SDR (semidefinite relaxation)
Semidefinite Relaxation (SDR) is a powerful mathematical technique that has gained significant attention in optimization and approximation algorithms. It is a relaxation method used to solve certain computationally challenging problems that involve combinatorial optimization, specifically those with quadratic constraints or non-convex quadratic objectives.
At its core, SDR is based on semidefinite programming (SDP), which is a convex optimization problem. SDP involves optimizing a linear objective function subject to linear matrix inequalities, where the variables are positive semidefinite matrices. The goal is to find the optimal values of these matrices that satisfy the given constraints.
The idea behind SDR is to relax the original problem, which may be non-convex and difficult to solve, into a semidefinite program that is easier to solve. By relaxing the problem, we transform it into a convex optimization problem that can be efficiently solved using existing algorithms.
To understand how SDR works, let's consider an example problem known as the Maximum Cut problem. The Maximum Cut problem aims to partition the vertices of an undirected graph into two sets such that the number of edges between the two sets is maximized. This problem is known to be NP-hard, meaning that finding an exact solution in polynomial time is unlikely.
To solve the Maximum Cut problem using SDR, we start by formulating the problem as a quadratic program. We introduce a binary variable xi for each vertex i, where xi takes the value 1 if vertex i belongs to the first set and 0 if it belongs to the second set. Then, we define the objective function as the sum of the weights of the edges between the two sets, and the constraints as xi^2 = xi for all i.
The original problem is non-convex due to the quadratic constraints. To relax it into an SDP, we reformulate the quadratic constraints using a technique called matrix lifting. We introduce a positive semidefinite matrix X that represents the outer product of the binary variables: X = ∑xi⋅xi^T for all i. This matrix X captures the correlations between the binary variables and provides a relaxation of the original problem.
Now, by replacing the quadratic constraints with the positive semidefinite constraint X ⪰ 0, we obtain a semidefinite program. The objective function remains the same, and the problem becomes convex. This semidefinite relaxation allows us to find an upper bound on the optimal solution of the original problem.
To solve the SDP, various algorithms and solvers can be used, such as interior-point methods or first-order methods. These algorithms exploit the special structure of semidefinite programs to efficiently compute an approximate solution to the relaxation.
After solving the SDP, we obtain a positive semidefinite matrix X that satisfies the constraints. The next step is to extract a feasible solution to the original problem from this matrix. This can be achieved by applying a rounding procedure known as matrix rank-one rounding.
Matrix rank-one rounding involves computing the rank-one approximation of the matrix X, which corresponds to the outer product of a vector y. The vector y captures the assignment of vertices to the two sets, and the elements of y can be thresholded to obtain a binary solution.
The quality of the solution obtained through SDR depends on the accuracy of the relaxation and the quality of the rounding procedure. In general, the relaxation provides an upper bound on the optimal solution, meaning that the value obtained from the SDP is at least as good as the true optimal value. However, due to the relaxation, the solution obtained may not be the true optimal solution.
Despite this limitation, SDR has proven to be a valuable technique in various applications.
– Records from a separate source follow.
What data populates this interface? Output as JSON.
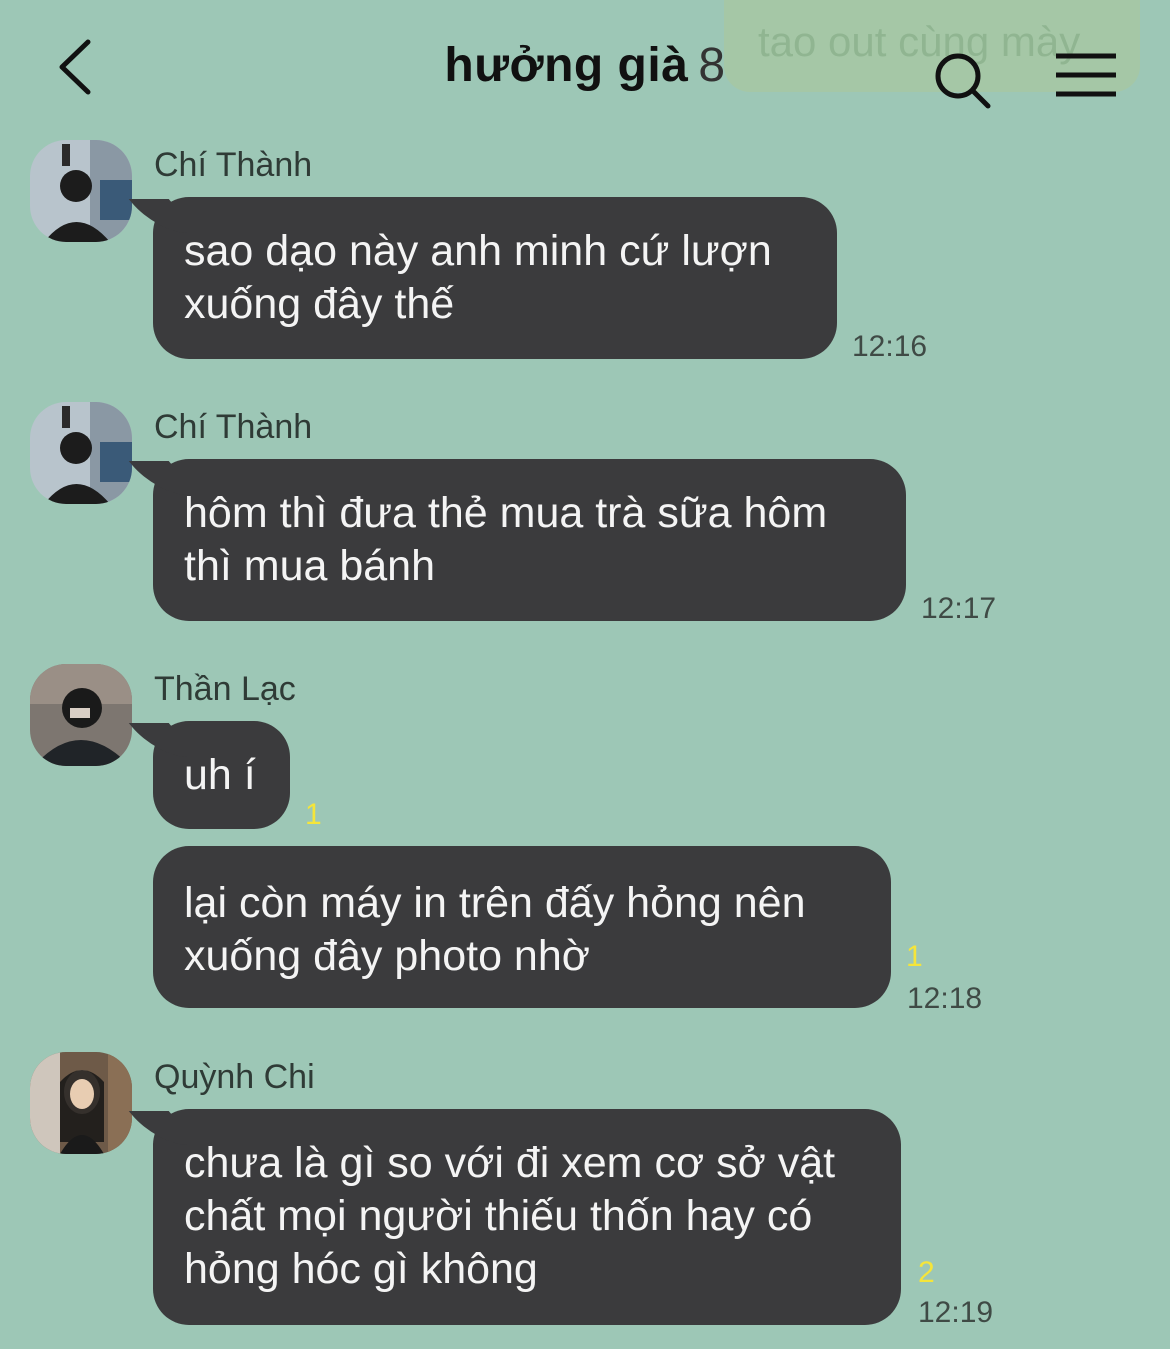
{
  "header": {
    "title": "hưởng già",
    "member_count": "8",
    "ghost_preview_text": "tao out cùng mày"
  },
  "messages": [
    {
      "sender": "Chí Thành",
      "text_lines": [
        "sao dạo này anh minh cứ lượn",
        "xuống đây thế"
      ],
      "time": "12:16",
      "unread": ""
    },
    {
      "sender": "Chí Thành",
      "text_lines": [
        "hôm thì đưa thẻ mua trà sữa hôm",
        "thì mua bánh"
      ],
      "time": "12:17",
      "unread": ""
    },
    {
      "sender": "Thần Lạc",
      "text_lines": [
        "uh í"
      ],
      "time": "",
      "unread": "1"
    },
    {
      "sender": "",
      "text_lines": [
        "lại còn máy in trên đấy hỏng nên",
        "xuống đây photo nhờ"
      ],
      "time": "12:18",
      "unread": "1"
    },
    {
      "sender": "Quỳnh Chi",
      "text_lines": [
        "chưa là gì so với đi xem cơ sở vật",
        "chất mọi người thiếu thốn hay có",
        "hỏng hóc gì không"
      ],
      "time": "12:19",
      "unread": "2"
    }
  ],
  "icons": [
    "back-icon",
    "search-icon",
    "menu-icon"
  ],
  "colors": {
    "background": "#9dc7b6",
    "bubble": "#3b3b3d",
    "unread": "#f5e53a"
  }
}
It has been successfully applied to solve problems in machine learning, graph theory, network optimization, and other domains. SDR provides a flexible framework for approximating difficult problems and can often deliver solutions that are close to the optimal value.
In summary, semidefinite relaxation (SDR) is a mathematical technique used to solve computationally challenging optimization problems. By relaxing the original problem into a semidefinite program, SDR transforms the problem into a convex optimization problem that can be efficiently solved. Although the solution obtained from SDR may not be the true optimal solution, it provides a valuable upper bound and can be used to approximate solutions to difficult combinatorial optimization problems.